The Protest Time Machine
For our final project, we created a protest time machine, in which each decade reflected some political movements or protests that influenced that specific decade. The concept was to connect the lyrics to the songs with what was happening at the time.
At first, we used the bare conductive paint, with the bare conductive board, which instantly allowed us to download music on to the board and connect it to the paint with conductive tape.
The TouchBoard however, only allowed us to play the music that we wanted to put on the board, not the visuals. The initial idea was to have animated visuals of the lyrics and videos of that movement in that decade, to show to the people how the song is connected with what we wanted to portray. Therefore, in order to do that, we used the program Max, to connect the pins from the Touch Board to the code in Max.
Every time you would press on a figure, the song would play from the touch board, and the visuals would play from Max.
Because we were using conductive paint (which is flakey), during user testing the figures did not really work that well. Therefore, people were unsure as to what to do when they looked at the board, and ended up touching all around the board, mainly the conductive tape. So after careful consideration, we decided to change routes and decided to go with actual buttons instead – this was because buttons are more reliable.
The first thing that we had to do, was to create a schematic which connect ed twenty buttons to a breadboard and an Arduino.
-I tried really hard to multiplex, but it seemed impossible at that point, so I then went for the mega Arduino. It was going to be cleaner and tidier.-
When connecting the buttons to the Arduino, it was easier to create a code with an array, which would loop depending on the button pressed (or pin mode).
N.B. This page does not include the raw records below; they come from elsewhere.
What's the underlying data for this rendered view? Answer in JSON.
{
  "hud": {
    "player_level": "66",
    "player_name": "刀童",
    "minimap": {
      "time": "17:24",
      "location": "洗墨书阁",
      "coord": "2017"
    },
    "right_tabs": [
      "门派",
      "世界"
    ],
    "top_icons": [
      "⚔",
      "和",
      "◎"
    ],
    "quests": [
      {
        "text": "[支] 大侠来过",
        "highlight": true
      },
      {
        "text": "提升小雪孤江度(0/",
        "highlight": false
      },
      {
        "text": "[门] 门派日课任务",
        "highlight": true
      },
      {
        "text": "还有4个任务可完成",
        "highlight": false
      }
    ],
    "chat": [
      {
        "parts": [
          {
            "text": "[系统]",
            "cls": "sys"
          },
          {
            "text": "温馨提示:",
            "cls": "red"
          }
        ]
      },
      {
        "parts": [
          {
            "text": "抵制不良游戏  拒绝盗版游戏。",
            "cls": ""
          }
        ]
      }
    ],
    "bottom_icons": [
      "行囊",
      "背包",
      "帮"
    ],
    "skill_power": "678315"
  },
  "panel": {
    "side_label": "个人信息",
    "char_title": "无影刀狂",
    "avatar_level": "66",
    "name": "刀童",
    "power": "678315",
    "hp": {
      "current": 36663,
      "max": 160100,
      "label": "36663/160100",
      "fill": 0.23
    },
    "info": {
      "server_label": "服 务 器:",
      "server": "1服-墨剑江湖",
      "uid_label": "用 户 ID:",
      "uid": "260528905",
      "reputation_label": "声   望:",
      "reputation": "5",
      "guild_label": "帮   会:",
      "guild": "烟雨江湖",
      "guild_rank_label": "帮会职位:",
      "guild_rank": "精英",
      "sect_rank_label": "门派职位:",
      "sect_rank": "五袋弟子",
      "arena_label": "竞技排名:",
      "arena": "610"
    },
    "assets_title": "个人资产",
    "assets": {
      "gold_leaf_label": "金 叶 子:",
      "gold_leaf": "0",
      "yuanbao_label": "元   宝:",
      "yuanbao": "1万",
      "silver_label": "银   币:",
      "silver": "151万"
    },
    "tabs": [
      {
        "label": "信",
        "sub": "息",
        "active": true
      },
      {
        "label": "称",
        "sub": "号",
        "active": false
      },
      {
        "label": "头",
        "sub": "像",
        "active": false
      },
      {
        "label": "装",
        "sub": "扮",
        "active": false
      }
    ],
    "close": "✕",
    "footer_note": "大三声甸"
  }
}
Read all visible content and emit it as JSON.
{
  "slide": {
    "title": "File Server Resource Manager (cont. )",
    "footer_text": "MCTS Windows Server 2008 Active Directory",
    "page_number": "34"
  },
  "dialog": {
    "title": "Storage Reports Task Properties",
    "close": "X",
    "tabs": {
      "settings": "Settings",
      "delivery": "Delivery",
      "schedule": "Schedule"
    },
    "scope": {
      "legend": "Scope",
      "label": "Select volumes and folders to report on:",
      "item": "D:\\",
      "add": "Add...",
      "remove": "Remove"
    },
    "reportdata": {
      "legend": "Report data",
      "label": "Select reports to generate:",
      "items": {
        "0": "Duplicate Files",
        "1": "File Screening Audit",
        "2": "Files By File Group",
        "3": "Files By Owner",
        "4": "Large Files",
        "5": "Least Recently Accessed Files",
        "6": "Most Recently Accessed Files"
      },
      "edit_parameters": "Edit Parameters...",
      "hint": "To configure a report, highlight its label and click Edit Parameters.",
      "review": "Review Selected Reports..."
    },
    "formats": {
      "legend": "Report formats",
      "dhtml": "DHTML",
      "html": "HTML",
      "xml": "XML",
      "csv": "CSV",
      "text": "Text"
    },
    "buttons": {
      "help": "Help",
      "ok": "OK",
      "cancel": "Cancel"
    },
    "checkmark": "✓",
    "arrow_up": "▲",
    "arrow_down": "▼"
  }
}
After creating the boards and the wiring, we needed to decide on the design. Because we changed from paint to buttons, our design was going to look a little bit different due to the fact that we now had four different breadboards to connect together. At first we thought we would use six breadboards – four for each decade. Honestly, I spent way too long reorganizing buttons during this project in order to find the correct way to place them for our design. Our initial idea was to use small boxes for each breadboard, each one attached to the other, and wires going through them. But after careful consideration, it made more sense to keep the original design, and put the breadboards on the white wood just like we had it before.
To hide the breadboards and the wiring and connect our figures to our boards, we cut out acrylic over the buttons, and put the acrylic over the breadboard with some space in between – kinda like 3D, and then put the stick figures on our buttons.
The projections of the visuals will be projected from the top facing down on the board. We did not have accurate size acrylic on the top of the boards, because it was too late to re-do the second one.